In brief, the market has also seen the gradual rise of differing forms of new technology, such as CI Expert, F&TRC ratings, UnderwriteMe and others, not forgetting new market entrants including Scottish Widows and Canada Life with man from the Pru knocking at the door.

We saw the end of the coalition and the introduction of further spending cuts, while Friends became Aviva and insurers across the board continued to play around with their product features, pricing and management teams.

As the year closes there is talk of falling sales in the D2C space while some adviser firms are experiencing record months. While there is probably little to read in to this, what is true is that reaching an interested audience is becoming a key challenge facing everyone in the protection market.

Growth predictions: One of the most significant changes last year was the increase in IPT from 6% to 9.5%. This impacts the balance between long and short term protection and creates another opportunity for IP in particular.

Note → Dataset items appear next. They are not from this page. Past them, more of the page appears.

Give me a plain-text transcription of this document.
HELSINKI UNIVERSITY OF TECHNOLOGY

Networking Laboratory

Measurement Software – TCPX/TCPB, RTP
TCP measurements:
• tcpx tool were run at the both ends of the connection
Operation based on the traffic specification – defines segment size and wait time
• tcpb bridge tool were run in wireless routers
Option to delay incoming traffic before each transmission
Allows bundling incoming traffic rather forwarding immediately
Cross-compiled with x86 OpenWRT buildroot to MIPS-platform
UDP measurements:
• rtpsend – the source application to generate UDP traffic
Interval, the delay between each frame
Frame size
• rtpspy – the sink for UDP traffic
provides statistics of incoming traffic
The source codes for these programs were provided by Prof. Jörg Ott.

It will also affect employee benefits, again creating opportunities for long term protection but also for wellness programmes.

The financial services industry is getting used to shocks in the budget and the regulator too could have an interesting year. Having stayed away from the protection market for a few years an impact could be felt depending on how the Financial Advice Market Review and others work out.

Barry Pappin, business protection specialist at Vita

A refreshing change from previous years is the evident reversal of the critical illness condition race. Instead, quality in the form of better and clearer definitions is now firmly the priority for most providers and advisers alike.

This change has helped be cemented thanks to tools such as CIExpert, which enables advisers to provide better customer outcomes.

There has also been the welcome introduction of F&TRC's Quality Analyser, a support service for Advisers that assists in making informed selections when assessing different providers and their products.

Some adviser firms, such as Vita, have become numb to slick marketing campaigns on the basis that there are now independent tools more readily available to help analyse the proof of the pudding.

With regards to providers, this year has been one of consolidation in the main, with acquisitions, re-brands and relatively ordinary product enhancements. All of which have served as a general tidying up of the protection landscape, as opposed to any particular game-changing industry developments.

As life expectancy continues to improve, more people will require long-term care, however, there is a misconception that the state will provide the funding.

The protection industry is well placed to continue introducing policies that are geared towards financially supporting later life needs, as Vitality, AIG Life and Zurich have already done. The positive for the industry is that later life policies can help grow the market in 2016 and beyond.

Also, next year we can hope to gain clarity from the ICO regarding the SARs debate, however, let's not assume it will be one that's based around what's best for customers, rather it could be an outcome based around a technicality.

Deepak Jobanputra, deputy CEO at VitalityLife

What we would really like to see next year is a healthier and better protected society. That's the big picture and we're doing everything we can to make it happen.

We'll also be keeping a close eye on technology and, while we expect to see more new entrants in the market, we also expect further movement across the industry towards a more severity-based model.

As wearable technology evolves, there will be far more we can do with it to help consumers better manage their health. The pace of change in this arena is vast and I believe it will change the way insurance works for the benefit of consumers and wider society.

Medical technology will continue to improve and we will respond to these and other changes in society to make sure we continue to offer comprehensive and appropriate products that meet consumer needs now and anticipate what they will need in the future.

Our industry needs to reach more consumers, which is why we are investing in the brand through our engaging advertising campaign. Greater awareness is fundamental and we hope to see growth in the market. I'm looking forward to seeing how the industry responds to the new products and initiatives we will launch in 2016.